Updated: Feb 7
Tennis beginners always find themselves frustrated for one simple reason: they can’t hit the darn ball. There are many things that can cause you to miss the ball, but it is something to be expected from you as a beginner. If you find that you are frequently missing the ball, you may want to take a good hard look at your game to determine if one of the following three problems is the cause of your frustration. If so, you will find some tips to help you overcome your problem and correct your game so you don’t miss the ball.
Mistake 1: Poor Judgment
When first starting out, most tennis beginners find that you have a hard time judging where the ball will land. When this happens, you will end up being too far forward or too far backward and will thus miss your swing. One of the most important things to keep an eye on is the direction the ball is spinning. If the ball is spinning towards you, which means there is topspin on the ball, you have to give yourself space to hit the ball. If you run towards the ball where it bounces, most likely the ball will bounce up high and passes you very quickly. That’s the beauty of topspin but nightmare for beginners. What you need to do is give some distance between yourself and the first bounce of the ball. You will find that the ball will come towards you. Another tip for you is that the heavier the topspin, the further the distance it is between the first bounce and you.

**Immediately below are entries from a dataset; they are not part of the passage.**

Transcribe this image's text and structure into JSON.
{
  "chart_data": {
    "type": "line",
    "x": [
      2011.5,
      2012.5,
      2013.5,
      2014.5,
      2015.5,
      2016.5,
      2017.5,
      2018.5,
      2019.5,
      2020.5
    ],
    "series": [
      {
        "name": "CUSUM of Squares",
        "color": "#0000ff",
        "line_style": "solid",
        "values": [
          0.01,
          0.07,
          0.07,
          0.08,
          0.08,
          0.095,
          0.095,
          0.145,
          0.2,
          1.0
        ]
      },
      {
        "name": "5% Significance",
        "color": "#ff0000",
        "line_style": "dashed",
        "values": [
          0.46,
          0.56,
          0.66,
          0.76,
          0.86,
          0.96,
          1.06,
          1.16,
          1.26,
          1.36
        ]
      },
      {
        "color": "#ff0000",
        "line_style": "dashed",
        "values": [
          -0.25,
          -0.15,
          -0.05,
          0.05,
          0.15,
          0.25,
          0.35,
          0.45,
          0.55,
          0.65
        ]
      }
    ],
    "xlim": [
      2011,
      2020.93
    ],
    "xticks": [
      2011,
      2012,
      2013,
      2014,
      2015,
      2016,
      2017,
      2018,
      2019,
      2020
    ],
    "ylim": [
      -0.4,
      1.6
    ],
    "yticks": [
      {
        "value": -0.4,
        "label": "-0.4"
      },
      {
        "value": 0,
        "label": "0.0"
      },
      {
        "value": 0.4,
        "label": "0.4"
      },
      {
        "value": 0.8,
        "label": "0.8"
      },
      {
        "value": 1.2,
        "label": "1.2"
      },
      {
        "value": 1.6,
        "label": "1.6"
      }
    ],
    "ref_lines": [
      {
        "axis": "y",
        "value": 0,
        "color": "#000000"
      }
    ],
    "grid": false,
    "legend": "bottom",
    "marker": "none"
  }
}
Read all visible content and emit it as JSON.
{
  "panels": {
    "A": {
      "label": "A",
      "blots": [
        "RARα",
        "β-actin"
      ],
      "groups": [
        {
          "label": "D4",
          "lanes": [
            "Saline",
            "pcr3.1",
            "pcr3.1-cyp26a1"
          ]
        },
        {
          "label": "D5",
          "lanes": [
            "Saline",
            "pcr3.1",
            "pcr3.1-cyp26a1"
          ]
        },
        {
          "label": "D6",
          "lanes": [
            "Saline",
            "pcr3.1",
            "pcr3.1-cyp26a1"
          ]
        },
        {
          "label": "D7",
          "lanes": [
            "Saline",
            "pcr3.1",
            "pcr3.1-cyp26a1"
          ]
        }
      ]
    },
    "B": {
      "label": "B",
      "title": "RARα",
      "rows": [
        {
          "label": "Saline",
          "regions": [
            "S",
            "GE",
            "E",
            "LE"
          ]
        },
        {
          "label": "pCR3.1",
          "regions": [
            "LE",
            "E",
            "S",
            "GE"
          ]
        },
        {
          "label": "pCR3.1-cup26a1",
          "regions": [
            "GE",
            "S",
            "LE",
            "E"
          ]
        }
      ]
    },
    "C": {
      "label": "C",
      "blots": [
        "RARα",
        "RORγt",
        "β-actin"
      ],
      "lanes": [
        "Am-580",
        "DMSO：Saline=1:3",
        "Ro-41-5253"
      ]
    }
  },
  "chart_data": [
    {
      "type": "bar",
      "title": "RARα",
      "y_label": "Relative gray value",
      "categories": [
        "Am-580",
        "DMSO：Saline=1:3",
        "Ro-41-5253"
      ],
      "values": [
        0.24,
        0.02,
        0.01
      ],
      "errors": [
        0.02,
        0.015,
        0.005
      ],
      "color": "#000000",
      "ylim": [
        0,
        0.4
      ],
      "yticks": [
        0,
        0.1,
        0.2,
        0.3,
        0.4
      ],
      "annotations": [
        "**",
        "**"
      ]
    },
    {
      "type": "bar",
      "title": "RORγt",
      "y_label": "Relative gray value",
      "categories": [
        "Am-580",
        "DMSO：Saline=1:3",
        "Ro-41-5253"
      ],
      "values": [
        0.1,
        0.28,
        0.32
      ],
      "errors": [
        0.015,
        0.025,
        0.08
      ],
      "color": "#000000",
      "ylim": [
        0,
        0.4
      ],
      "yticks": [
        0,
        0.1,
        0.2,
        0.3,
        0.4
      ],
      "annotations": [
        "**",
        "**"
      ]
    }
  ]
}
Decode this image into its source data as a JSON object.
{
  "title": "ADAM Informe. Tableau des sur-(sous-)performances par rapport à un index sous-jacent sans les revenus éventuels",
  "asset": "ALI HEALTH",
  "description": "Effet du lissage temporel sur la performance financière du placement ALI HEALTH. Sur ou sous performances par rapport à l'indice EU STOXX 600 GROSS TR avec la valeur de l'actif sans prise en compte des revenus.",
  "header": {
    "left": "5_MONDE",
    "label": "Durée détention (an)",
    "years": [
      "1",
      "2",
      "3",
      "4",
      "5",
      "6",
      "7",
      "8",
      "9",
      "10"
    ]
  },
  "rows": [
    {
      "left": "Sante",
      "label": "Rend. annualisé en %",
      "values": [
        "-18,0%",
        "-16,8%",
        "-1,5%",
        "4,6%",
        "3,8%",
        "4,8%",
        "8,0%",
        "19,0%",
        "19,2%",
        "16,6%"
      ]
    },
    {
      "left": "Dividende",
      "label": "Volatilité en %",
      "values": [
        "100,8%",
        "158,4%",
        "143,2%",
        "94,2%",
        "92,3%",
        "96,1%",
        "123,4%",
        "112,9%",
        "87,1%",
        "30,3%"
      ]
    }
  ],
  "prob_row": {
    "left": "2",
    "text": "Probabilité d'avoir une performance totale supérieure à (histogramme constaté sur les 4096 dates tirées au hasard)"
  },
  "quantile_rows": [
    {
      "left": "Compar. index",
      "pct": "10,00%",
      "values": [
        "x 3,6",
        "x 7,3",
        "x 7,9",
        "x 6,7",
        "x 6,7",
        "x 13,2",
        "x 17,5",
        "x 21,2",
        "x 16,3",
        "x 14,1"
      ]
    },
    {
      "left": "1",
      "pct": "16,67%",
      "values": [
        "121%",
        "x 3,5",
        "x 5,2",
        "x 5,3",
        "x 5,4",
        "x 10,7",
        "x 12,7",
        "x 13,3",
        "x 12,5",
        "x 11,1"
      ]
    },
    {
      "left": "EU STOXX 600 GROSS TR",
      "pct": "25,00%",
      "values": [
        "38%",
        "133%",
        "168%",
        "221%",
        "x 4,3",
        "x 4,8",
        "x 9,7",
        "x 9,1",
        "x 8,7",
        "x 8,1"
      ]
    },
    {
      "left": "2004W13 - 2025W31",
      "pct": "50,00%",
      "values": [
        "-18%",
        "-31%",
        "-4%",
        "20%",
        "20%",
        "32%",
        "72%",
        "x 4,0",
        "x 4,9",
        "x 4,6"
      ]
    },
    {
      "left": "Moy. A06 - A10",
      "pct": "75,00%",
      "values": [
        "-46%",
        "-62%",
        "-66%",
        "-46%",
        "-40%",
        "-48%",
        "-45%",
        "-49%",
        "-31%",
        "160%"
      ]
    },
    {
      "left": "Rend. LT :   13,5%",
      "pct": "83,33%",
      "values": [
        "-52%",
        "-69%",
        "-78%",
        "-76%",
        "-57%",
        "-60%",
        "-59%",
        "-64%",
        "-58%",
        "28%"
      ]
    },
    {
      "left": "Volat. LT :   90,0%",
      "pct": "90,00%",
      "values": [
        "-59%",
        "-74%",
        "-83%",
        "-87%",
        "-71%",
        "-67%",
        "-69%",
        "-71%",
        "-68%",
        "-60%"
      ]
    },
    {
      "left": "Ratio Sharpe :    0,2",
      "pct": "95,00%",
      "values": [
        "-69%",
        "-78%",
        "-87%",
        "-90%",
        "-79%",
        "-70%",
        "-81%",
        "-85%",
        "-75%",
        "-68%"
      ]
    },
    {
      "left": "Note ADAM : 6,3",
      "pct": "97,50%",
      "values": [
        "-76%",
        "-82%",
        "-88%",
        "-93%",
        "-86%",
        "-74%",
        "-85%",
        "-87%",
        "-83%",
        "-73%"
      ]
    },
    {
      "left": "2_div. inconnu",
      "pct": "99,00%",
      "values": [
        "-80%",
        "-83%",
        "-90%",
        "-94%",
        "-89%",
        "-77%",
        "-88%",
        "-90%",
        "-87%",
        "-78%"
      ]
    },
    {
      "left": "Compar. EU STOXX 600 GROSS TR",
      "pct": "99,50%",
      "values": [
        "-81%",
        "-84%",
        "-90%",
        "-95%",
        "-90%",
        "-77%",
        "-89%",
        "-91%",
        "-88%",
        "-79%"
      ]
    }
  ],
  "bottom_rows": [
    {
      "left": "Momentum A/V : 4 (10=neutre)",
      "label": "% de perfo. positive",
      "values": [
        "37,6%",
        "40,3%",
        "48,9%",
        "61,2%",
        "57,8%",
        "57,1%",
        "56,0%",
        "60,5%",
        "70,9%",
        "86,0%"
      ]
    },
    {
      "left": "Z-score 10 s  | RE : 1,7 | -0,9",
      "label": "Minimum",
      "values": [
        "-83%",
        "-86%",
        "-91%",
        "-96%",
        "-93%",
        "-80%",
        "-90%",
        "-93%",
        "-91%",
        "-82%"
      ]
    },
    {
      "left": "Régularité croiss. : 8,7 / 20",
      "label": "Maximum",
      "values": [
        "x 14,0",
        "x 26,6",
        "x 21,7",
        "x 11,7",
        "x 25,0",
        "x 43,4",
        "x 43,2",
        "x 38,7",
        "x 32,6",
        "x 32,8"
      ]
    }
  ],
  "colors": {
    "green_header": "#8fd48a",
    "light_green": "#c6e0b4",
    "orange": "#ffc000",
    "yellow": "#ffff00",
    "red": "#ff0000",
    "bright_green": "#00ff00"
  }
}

If the ball is spinning away from you, the ball is much more likely to float. This is a tricky one for beginners because your opponent has probably hit a forehand or backhand slice. The ball may have a side spin or skid when it touches the ground. You will need to move back or stay where you are to ensure that you hit the ball at the best angle. It is also very important to stay low to hit the skidding ball.
It is essential that you keep an eye on the spin of the ball to determine where it will land and which direction it will bounce in, and you can gauge the direction and hang time by watching the way your opponent hits it.
Mistake 2: Poor Timing
Poor timing for tennis beginners means that they swing either too early or too late, and the ball ends up striking the racket at a strange angle or flying past the racket altogether. If you find your timing is off, you may want to work on your footwork. Your footwork is an important part of your timing, as it gets your body moving in the right direction as soon as your opponent hits the ball. If you want to improve your timing, it is wise to do a split step when your opponent strikes the ball. This starts your body moving, and will help you to be light on your feet. You will find that this little hop, however silly it may look, will help you to get to the ball in time to send it back. You will also need to work on your hand to eye coordination, as that is what is causing you to wind up for the shot too early or too late. Remember that all of the timing and coordination takes lots of practice, so don’t get discouraged if you don’t get it right away.
Mistake 3: Poor Technique
Most tennis beginners don’t hold their racket properly, and you may find that your will slip as you swing and miss the ball altogether if you don’t have the proper grip. On the flip side, if you are holding your racket correctly, you will find it much easier to swing and hit the ball every time. If you are winding up at the right time and gauging the distances correctly, you should consider your technique to be flawed. Work with a tennis coach to help you improve your tennis technique and overcome your poor form. The only way to get rid of your bad form as tennis beginners is to learn from the expert because he or she knows how to improve your technique gradually and progressively. With more practices and playing experience, I am sure you will be able to consistently hit the balls and play better tennis.